The letter cited the government’s move to give railway workers an eight-hour day to avoid a strike during World War I, which paved the way for similar gains for other workers in the 1930s. In contrast, the letter said, President Ronald Reagan’s firing of striking air traffic controllers in the early 1980s helped undermine workers’ influence across the economy for decades.

The claim among critics is that by effectively stripping railroad workers of the right to strike, Biden has made it harder for other workers to use that tool — and ultimately reverse the movement’s long-term decline.

Strikes with strong union membership “are the only way to win standard-setting contracts, and winning standard-setting contracts is the only way to rebuild the labor movement,” said Jane McAlevey, a scholar and longtime organizer. Her forthcoming book, “Rules to Win By: Power and Participation in Union Negotiations,” documents the importance of aggressive industrial action to improve wages and working conditions.
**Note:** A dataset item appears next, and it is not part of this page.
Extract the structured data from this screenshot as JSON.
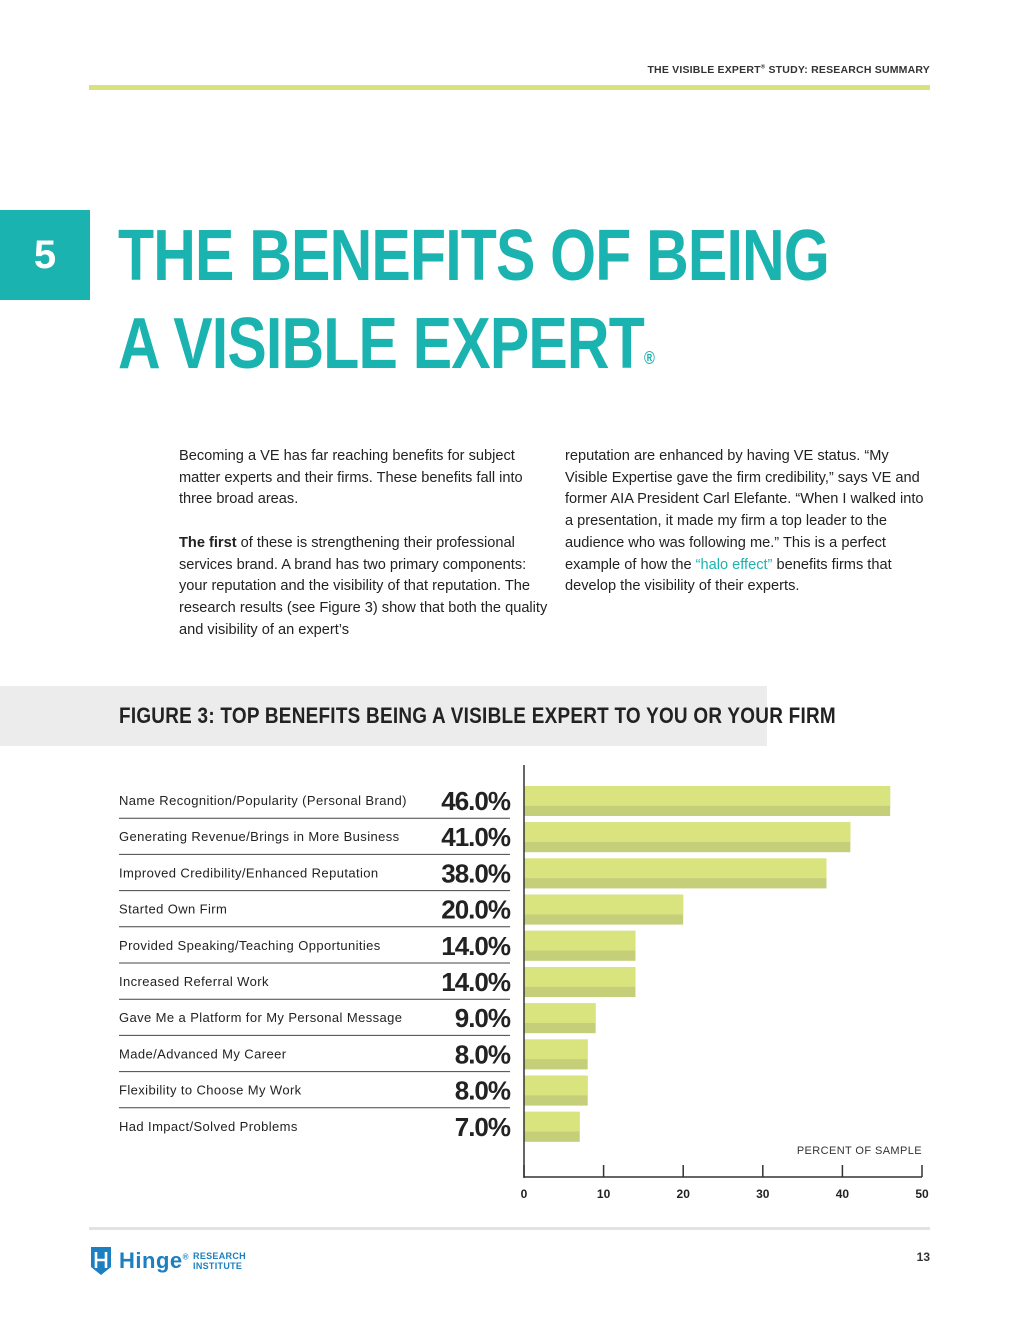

Workers and organizers spearheading recent union campaigns at companies such as Starbucks and Amazon said they were concerned that Biden’s involvement in the railroad labor dispute sent a message to employers that the federal government would not punish them for anti-union behavior.

“Everybody understands the importance of the president getting involved,” said Christian Smalls, the president of the Amazon Labor Union, which won an election to represent workers at a warehouse in Staten Island, New York, in April. “To claim to be the most pro-union president in history and do something like this contradicts everything.” (Amazon has challenged the union’s victory.)
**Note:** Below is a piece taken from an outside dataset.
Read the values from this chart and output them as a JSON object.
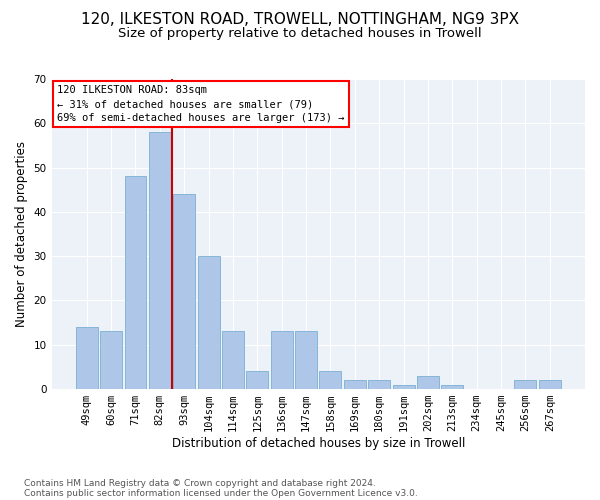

In some respects, it may have been unrealistic for labor activists to expect that Biden, who has carried himself as a middle-of-the-road Democrat for much of his career, would deviate from the basic model of labor relations that has long prevailed. in his party.

But during the presidential campaign, Biden and some of his senior advisers discussed ways they hoped to break with longstanding economic orthodoxy in Washington, with its emphasis on free markets and a small role for government.
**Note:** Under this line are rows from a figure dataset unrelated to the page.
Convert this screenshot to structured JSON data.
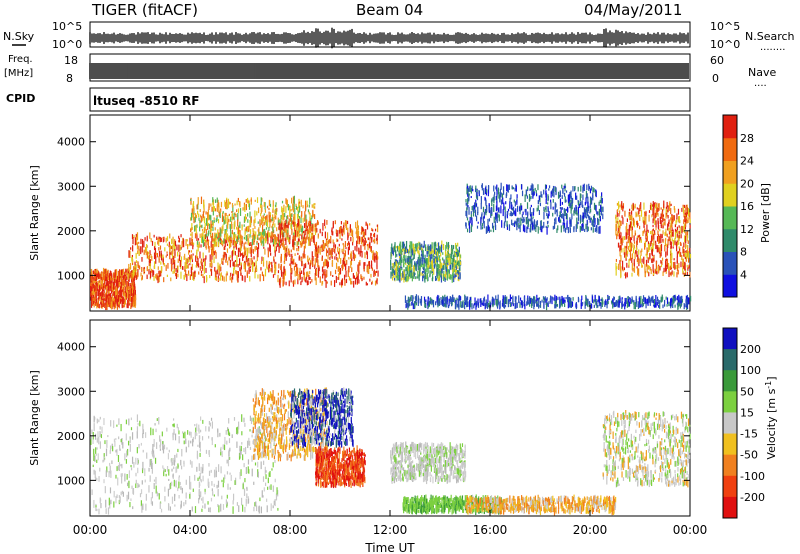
{
  "header": {
    "station": "TIGER (fitACF)",
    "beam": "Beam 04",
    "date": "04/May/2011"
  },
  "strip_labels": {
    "nsky": "N.Sky",
    "nsearch": "N.Search",
    "nsearch_dots": "........",
    "freq_line1": "Freq.",
    "freq_line2": "[MHz]",
    "nave": "Nave",
    "nave_dots": "....",
    "cpid": "CPID",
    "cpid_text": "ltuseq -8510 RF"
  },
  "noise_ticks": {
    "left_top": "10^5",
    "left_bottom": "10^0",
    "right_top": "10^5",
    "right_bottom": "10^0"
  },
  "freq_ticks": [
    "18",
    "8"
  ],
  "nave_ticks": [
    "60",
    "0"
  ],
  "chart_data": [
    {
      "type": "heatmap",
      "panel": "power",
      "ylabel": "Slant Range [km]",
      "xlabel": "",
      "x_ticks": [
        "00:00",
        "04:00",
        "08:00",
        "12:00",
        "16:00",
        "20:00",
        "00:00"
      ],
      "y_ticks": [
        1000,
        2000,
        3000,
        4000
      ],
      "ylim": [
        200,
        4600
      ],
      "xlim_hours": [
        0,
        24
      ],
      "colorbar": {
        "label": "Power [dB]",
        "ticks": [
          "4",
          "8",
          "12",
          "16",
          "20",
          "24",
          "28"
        ],
        "colors": [
          "#1010e0",
          "#2a52b8",
          "#2f8a6a",
          "#56b856",
          "#e0d020",
          "#f0a020",
          "#f06a10",
          "#e02010"
        ]
      },
      "scatter_regions": [
        {
          "hours": [
            0.0,
            1.8
          ],
          "range_km": [
            300,
            1100
          ],
          "dominant": "high power red"
        },
        {
          "hours": [
            1.5,
            7.5
          ],
          "range_km": [
            900,
            1900
          ],
          "dominant": "orange-red"
        },
        {
          "hours": [
            4.0,
            9.0
          ],
          "range_km": [
            1700,
            2700
          ],
          "dominant": "yellow-orange"
        },
        {
          "hours": [
            7.5,
            11.5
          ],
          "range_km": [
            800,
            2200
          ],
          "dominant": "red"
        },
        {
          "hours": [
            12.0,
            14.8
          ],
          "range_km": [
            900,
            1700
          ],
          "dominant": "green-blue"
        },
        {
          "hours": [
            12.5,
            24.0
          ],
          "range_km": [
            300,
            500
          ],
          "dominant": "blue"
        },
        {
          "hours": [
            15.0,
            20.5
          ],
          "range_km": [
            2000,
            3000
          ],
          "dominant": "blue"
        },
        {
          "hours": [
            21.0,
            24.0
          ],
          "range_km": [
            1000,
            2600
          ],
          "dominant": "orange-red"
        }
      ]
    },
    {
      "type": "heatmap",
      "panel": "velocity",
      "ylabel": "Slant Range [km]",
      "xlabel": "Time UT",
      "x_ticks": [
        "00:00",
        "04:00",
        "08:00",
        "12:00",
        "16:00",
        "20:00",
        "00:00"
      ],
      "y_ticks": [
        1000,
        2000,
        3000,
        4000
      ],
      "ylim": [
        200,
        4600
      ],
      "xlim_hours": [
        0,
        24
      ],
      "colorbar": {
        "label": "Velocity [m s^-1]",
        "ticks": [
          "200",
          "100",
          "50",
          "15",
          "-15",
          "-50",
          "-100",
          "-200"
        ],
        "colors": [
          "#1010c0",
          "#2a6a6a",
          "#3a9a3a",
          "#7cd040",
          "#c8c8c8",
          "#f0c020",
          "#f08020",
          "#f04010",
          "#e01010"
        ]
      },
      "scatter_regions": [
        {
          "hours": [
            0.0,
            7.5
          ],
          "range_km": [
            300,
            2400
          ],
          "dominant": "grey"
        },
        {
          "hours": [
            6.5,
            9.5
          ],
          "range_km": [
            1500,
            3000
          ],
          "dominant": "orange"
        },
        {
          "hours": [
            8.0,
            10.5
          ],
          "range_km": [
            1800,
            3000
          ],
          "dominant": "blue"
        },
        {
          "hours": [
            9.0,
            11.0
          ],
          "range_km": [
            900,
            1700
          ],
          "dominant": "red"
        },
        {
          "hours": [
            12.0,
            15.0
          ],
          "range_km": [
            1000,
            1800
          ],
          "dominant": "grey"
        },
        {
          "hours": [
            12.5,
            16.5
          ],
          "range_km": [
            300,
            600
          ],
          "dominant": "green"
        },
        {
          "hours": [
            15.0,
            21.0
          ],
          "range_km": [
            300,
            600
          ],
          "dominant": "orange"
        },
        {
          "hours": [
            20.5,
            24.0
          ],
          "range_km": [
            900,
            2500
          ],
          "dominant": "grey-green"
        }
      ]
    }
  ]
}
Those who support more populist policies say Biden has delivered in certain ways: by enacting subsidies for domestic production and restrictions on trade with China, and appointing regulators who have often gone to court to block large mergers.

“Clearly progress has been made,” said Oren Cass, a former Republican political aide and the founder of American Compass, which seeks to make conservatism more supportive of workers.

But when it comes to labor, some say Biden has been less willing to rethink the prevailing economic model.

“If Biden had intervened in a way that was more favorable and sympathetic to the railroad workers, it would have been a sign that he is really breaking with that model, and the model itself no longer seems to fit the current moment,” Phillips said. Fein, the Columbia Historian. “That it didn’t happen suggests the limits of his political imagination.”